Kernel Truncated Randomized Ridge Regression: Optimal Rates and Low - - PowerPoint PPT Presentation

Kernel Truncated Randomized Ridge Regression: Optimal Rates and Low Noise Acceleration

Kwang-Sung Jun (The University of Arizona) Ashok Cutkosky (Google Research) Francesco Orabona (Boston University)

Setup

• We consider the problem of nonparametric regression in Reproducing

Kernel Hilbert Space (RKHS).

• We follow the standard parameterization of the problem complexity

parameterization (𝑐, 𝛾) where

• 𝑐 is the eigenvalue decay rate of the integral operator and
• 𝛾 is a complexity measure of the optimal predictor (related to its norm).

Contributions

• 1. We achieve the optimal rate in certain problem regime on (𝑐, 𝛾)

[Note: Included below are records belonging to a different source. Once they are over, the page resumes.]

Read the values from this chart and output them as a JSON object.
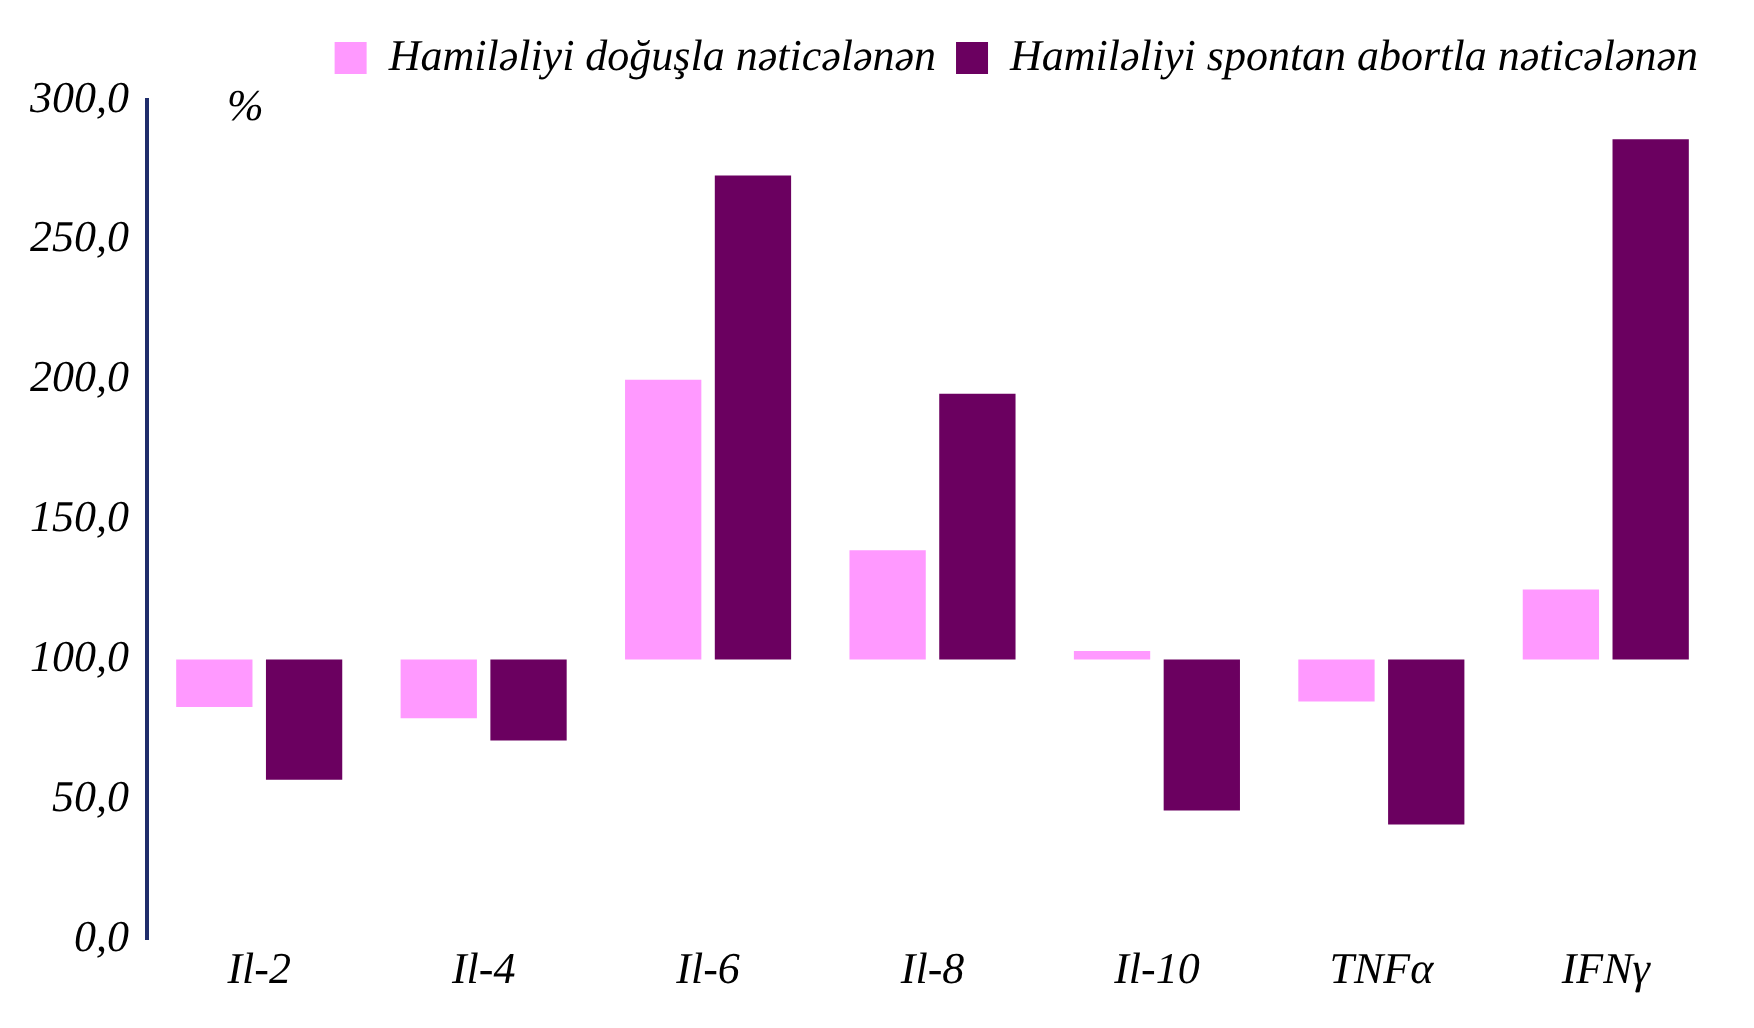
{
  "chart_data": {
    "type": "bar",
    "ylabel": "%",
    "categories": [
      "Il-2",
      "Il-4",
      "Il-6",
      "Il-8",
      "Il-10",
      "TNFα",
      "IFNγ"
    ],
    "series": [
      {
        "name": "Hamiləliyi doğuşla nəticələnən",
        "color": "#ff99ff",
        "base": [
          100,
          100,
          100,
          100,
          100,
          100,
          100
        ],
        "values": [
          -17,
          -21,
          100,
          39,
          3,
          -15,
          25
        ]
      },
      {
        "name": "Hamiləliyi spontan abortla nəticələnən",
        "color": "#6b0060",
        "base": [
          100,
          100,
          100,
          100,
          100,
          100,
          100
        ],
        "values": [
          -43,
          -29,
          173,
          95,
          -54,
          -59,
          186
        ]
      }
    ],
    "ylim": [
      0,
      300
    ],
    "yticks": [
      {
        "value": 0,
        "label": "0,0"
      },
      {
        "value": 50,
        "label": "50,0"
      },
      {
        "value": 100,
        "label": "100,0"
      },
      {
        "value": 150,
        "label": "150,0"
      },
      {
        "value": 200,
        "label": "200,0"
      },
      {
        "value": 250,
        "label": "250,0"
      },
      {
        "value": 300,
        "label": "300,0"
      }
    ],
    "legend": "top right",
    "grid": false
  }
}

(previously called a “hard regime”), resolving a long-standing open problem.

• 2. We also show an even faster convergence is possible when the

Bayes error is 0.

• 3. Furthermore, when Bayes error is 0, the best regularization is 0,

which connects to recent interest on the generalization ability of the interpolator.

Key ingredients for the proof

• 1. Online-to-batch conversion:

Our algorithm is essentially an online learning algorithm at its heart, but we turn it into a batch algorithm with randomization.

• 2. “The identity” for Kernel Ridge Regression (KRR)*:

A known, but rather obscure result that the online cumulative prediction error of KRR, adjusted by some weights, is exactly equal to the minimum of the batch regularized training error objective.

*Zhdanov, Fedor, and Yuri Kalnishkan. "An identity for kernel ridge regression." In International Conference on Algorithmic Learning Theory, pp. 405-419, 2010.